Risk metrics

Risk Metrics

Risk Metrics provide visibility into potential security issues by analyzing each query for fidelity, jailbreak attempts, prompt leakage, and profanity. Our proprietary analytics agent processes conversations to detect these risks, enabling you to improve persona design, protect sensitive instructions, and maintain safe user experiences.

⚠️
Disclaimer:
Risk Metrics are evaluated using lightweight models such as GPT-4o-mini. These models may not be 100% accurate, but they provide useful signals to help you monitor trends and identify areas requiring attention.
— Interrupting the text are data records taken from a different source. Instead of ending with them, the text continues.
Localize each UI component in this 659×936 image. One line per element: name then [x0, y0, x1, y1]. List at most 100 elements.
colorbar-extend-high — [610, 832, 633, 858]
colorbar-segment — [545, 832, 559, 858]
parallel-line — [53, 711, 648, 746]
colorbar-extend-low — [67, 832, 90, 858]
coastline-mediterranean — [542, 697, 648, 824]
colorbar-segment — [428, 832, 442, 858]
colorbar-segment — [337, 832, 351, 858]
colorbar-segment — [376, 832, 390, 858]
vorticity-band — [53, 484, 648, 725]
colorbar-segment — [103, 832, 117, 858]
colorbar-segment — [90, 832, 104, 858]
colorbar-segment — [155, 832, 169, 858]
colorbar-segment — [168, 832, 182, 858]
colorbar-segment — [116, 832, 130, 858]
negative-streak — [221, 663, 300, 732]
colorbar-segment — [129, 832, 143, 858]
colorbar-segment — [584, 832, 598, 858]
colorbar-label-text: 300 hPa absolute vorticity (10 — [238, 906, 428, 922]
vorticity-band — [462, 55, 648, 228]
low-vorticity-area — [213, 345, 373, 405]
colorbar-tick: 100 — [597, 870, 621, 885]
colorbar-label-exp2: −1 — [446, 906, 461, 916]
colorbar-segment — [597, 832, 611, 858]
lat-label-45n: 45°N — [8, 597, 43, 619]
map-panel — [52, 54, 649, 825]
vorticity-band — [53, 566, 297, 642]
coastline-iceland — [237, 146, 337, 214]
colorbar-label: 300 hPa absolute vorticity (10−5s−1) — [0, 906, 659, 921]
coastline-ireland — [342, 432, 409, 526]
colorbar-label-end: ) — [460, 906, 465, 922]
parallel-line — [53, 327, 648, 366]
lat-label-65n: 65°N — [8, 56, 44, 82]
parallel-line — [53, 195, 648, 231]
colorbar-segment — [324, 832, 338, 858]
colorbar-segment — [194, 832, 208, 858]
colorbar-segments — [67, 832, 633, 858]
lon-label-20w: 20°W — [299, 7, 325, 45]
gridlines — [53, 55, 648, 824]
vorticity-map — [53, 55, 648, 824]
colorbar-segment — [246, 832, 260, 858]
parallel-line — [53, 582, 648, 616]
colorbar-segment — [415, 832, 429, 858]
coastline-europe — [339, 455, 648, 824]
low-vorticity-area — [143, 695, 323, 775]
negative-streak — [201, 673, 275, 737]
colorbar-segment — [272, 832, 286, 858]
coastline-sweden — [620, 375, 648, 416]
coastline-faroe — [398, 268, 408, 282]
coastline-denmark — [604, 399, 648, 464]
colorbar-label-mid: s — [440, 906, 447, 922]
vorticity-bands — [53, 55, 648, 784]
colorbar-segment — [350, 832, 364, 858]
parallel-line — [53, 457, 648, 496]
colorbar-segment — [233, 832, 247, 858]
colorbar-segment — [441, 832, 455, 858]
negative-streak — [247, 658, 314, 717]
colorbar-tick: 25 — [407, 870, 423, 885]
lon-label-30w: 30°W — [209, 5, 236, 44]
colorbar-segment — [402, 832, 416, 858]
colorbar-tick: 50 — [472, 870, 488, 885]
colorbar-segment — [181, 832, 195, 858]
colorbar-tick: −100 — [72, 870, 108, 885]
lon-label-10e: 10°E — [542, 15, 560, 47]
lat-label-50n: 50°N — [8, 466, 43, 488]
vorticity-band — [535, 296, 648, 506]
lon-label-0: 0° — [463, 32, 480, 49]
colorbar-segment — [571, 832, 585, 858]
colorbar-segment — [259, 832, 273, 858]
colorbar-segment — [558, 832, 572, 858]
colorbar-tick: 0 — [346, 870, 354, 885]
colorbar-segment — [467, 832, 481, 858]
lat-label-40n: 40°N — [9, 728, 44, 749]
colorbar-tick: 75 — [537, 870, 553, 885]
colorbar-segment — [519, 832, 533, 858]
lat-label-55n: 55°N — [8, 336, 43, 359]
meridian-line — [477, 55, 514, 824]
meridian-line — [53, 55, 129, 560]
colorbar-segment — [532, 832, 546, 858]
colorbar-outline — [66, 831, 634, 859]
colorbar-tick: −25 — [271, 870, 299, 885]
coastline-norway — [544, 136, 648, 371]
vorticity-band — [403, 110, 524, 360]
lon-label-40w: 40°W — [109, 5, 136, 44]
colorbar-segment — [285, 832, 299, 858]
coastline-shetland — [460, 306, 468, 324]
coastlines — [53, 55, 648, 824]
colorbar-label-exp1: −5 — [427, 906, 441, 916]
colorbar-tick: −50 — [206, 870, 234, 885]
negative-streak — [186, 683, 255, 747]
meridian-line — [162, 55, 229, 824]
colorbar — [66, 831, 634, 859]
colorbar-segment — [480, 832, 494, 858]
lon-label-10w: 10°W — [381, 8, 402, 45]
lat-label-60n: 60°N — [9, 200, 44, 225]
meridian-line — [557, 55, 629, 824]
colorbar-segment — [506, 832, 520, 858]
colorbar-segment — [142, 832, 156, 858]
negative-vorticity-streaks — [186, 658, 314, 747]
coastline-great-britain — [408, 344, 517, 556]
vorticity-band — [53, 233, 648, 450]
Currently available risk metrics are:

Fidelity
Jailbreak
Prompt leakage
Profanity

Fidelity

Fidelity measures whether the agent is staying true to its defined persona. A high number of persona failures may suggest that your persona requires refinement.

Good: The agent response is aligned with the defined persona.
Persona failure: The response did not align with the persona.

Jailbreak

Jailbreak tracks whether users are attempting to override restrictions placed on the agent.

No event: No jailbreak attempt detected.
Jailbreak attempt: The user attempted to jailbreak the agent, but it was not successful.
Jailbreak: The user successfully bypassed restrictions.

Prompt leakage

Prompt leakage tracks attempts to reveal the system prompt or instructions given to the agent.

No event: No leakage attempt detected.
Prompt leakage attempt: A user attempted to reveal the system prompt, but it was not successful.
Prompt leaked: The system prompt was successfully exposed.

Profanity

Profanity tracks when NSFW or abusive user inputs are detected and blocked by filters.

No event: No profanity detected.
Detected: Profanity was detected in the user query.